Он рукавом вытер пот со лба.

— О Веспер могу сказать только в двух словах. Она любила меня по своему, хотя один Бог знает, что это значит. Я, видите ли, был просто частью ее жизни. Она исчезала на несколько дней, иногда недель, а когда я спрашивал, где она пропадала, знаете, что она мне отвечала? — «Я человек независимый. Другой быть не могу. Если не нравится — уходи».

Он посмотрел себе под ноги.

— Что я в конце концов и сделал. Она не оставила мне выбора, хотя я уверен — спроси вы ее об этом, она ответила бы, что это не так. — Джон вздохнул. — Да, она любила меня, но какое это имеет значение? Об одном могу сказать с уверенностью — она для меня полная загадка.

— Наверное, вам это в ней и нравилось.

— М-да, верно, это всем мужчинам нравится. До известных пределов. Но для нее это было больше, чем игра, уверен. Если она становилась серьезной, она бывала чрезвычайно серьезной. Так, что пугала меня. Я никогда не боялся людей. — Его лицо исказилось в кривой усмешке. — В этом, думаю, преимущество моего огромного роста. Но иногда я замечал, что Веспер внушает мне непонятный страх.

— Каким образом?

— Она очень умна. — Джон покачал головой. — В самом деле, слово «умная» — самое точное определение для нее. Временами у меня появлялась уверенность, что она понимает меня так, будто проникает в мое сознание. Но было и другое — иногда казалось, — он пожал плечами, и в этом его недоумении сквозила мука, — что она даже не подозревает о моем существовании.

Джон взглянул на часы.

— Ну, мне пора работать.

— Неужели вам больше нечего сказать мне?

Огромный человек повернулся к нему и вздохнул:

— Абсолютно нечего.

— Мистер Архам, похоже, у Веспер большие неприятности.

— Это серьезно?

— Очень серьезно, речь идет о ее жизни или смерти. — Кроукер почувствовал угрызения совести: он обманывал Джона.
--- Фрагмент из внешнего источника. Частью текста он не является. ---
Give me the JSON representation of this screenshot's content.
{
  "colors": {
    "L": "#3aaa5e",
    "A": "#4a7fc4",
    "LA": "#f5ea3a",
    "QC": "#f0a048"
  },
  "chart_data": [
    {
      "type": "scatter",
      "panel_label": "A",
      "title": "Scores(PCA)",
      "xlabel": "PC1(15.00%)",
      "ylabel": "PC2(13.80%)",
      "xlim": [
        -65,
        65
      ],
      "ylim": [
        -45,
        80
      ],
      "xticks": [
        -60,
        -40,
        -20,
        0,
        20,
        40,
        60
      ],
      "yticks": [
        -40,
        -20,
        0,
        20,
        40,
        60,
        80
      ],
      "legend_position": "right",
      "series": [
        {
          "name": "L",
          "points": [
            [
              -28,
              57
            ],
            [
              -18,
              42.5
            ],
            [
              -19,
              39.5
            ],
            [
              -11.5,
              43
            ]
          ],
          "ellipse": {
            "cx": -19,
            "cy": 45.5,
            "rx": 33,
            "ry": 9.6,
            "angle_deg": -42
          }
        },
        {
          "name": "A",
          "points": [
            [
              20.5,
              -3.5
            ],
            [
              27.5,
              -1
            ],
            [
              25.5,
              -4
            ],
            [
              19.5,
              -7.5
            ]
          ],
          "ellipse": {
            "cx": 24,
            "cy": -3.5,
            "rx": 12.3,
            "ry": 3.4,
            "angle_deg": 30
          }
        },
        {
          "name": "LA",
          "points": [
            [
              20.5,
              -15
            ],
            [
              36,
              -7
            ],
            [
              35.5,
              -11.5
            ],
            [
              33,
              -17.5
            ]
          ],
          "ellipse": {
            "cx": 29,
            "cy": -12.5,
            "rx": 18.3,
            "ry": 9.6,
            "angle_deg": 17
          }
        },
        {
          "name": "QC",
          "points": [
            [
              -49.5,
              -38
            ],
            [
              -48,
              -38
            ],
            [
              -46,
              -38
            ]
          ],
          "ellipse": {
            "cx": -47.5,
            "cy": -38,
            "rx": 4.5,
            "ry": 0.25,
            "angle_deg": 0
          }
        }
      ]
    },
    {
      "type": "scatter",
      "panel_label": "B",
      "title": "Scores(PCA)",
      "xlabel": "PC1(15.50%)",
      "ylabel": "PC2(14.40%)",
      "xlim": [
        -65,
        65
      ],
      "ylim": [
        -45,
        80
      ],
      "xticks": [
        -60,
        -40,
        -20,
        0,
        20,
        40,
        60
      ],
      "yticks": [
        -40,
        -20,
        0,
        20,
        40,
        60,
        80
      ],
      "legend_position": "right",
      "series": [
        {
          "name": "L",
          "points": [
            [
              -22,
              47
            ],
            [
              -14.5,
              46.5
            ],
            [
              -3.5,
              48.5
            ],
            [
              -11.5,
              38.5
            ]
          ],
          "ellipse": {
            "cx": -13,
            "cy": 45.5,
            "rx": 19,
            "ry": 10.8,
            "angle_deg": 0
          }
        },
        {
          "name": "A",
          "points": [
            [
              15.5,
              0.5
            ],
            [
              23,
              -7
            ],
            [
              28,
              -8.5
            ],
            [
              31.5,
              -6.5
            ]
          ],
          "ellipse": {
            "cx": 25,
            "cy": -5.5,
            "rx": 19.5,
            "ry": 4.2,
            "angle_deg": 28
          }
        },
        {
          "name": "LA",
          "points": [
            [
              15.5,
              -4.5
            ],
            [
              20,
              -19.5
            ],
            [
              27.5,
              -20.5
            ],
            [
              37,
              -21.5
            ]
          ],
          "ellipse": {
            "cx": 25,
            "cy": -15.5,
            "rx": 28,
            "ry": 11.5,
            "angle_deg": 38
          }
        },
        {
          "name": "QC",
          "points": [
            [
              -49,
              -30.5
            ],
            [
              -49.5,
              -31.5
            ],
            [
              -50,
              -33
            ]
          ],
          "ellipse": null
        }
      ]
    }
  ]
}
Но сейчас у него не было выбора. По опыту детектив знал, что люди не очень-то любят раскрываться перед посторонними, поэтому приходится искать их уязвимое место, а потом воздействовать на него всей мощью. Джон сам невольно показал, где его уязвимое место, — это Веспер. Что бы ни произошло между ними, он по-прежнему любит эту женщину.

Архам сделал шаг к Кроукеру.

— Послушайте, если мне есть что добавить, как это поможет ей?

— Мне надо понять ее, Архам. Пока вина не доказана, она невиновна. Чем лучше я буду знать Веспер, тем больше у меня будет шансов спасти ее. Вы же хотите этого, не так ли?

Туман сочился вокруг, грязная вода бежала мимо них в узком русле, вдали слышалось рокотание дрели, сверлившей бетонный пол, — до этого момента все вокруг воспринималось Кроукером как фон, как воспринимают шипение в плохой записи, сосредоточившись исключительно на музыке.

Сунув руки в карманы, Джон взглянул на механическую руку Кроукера.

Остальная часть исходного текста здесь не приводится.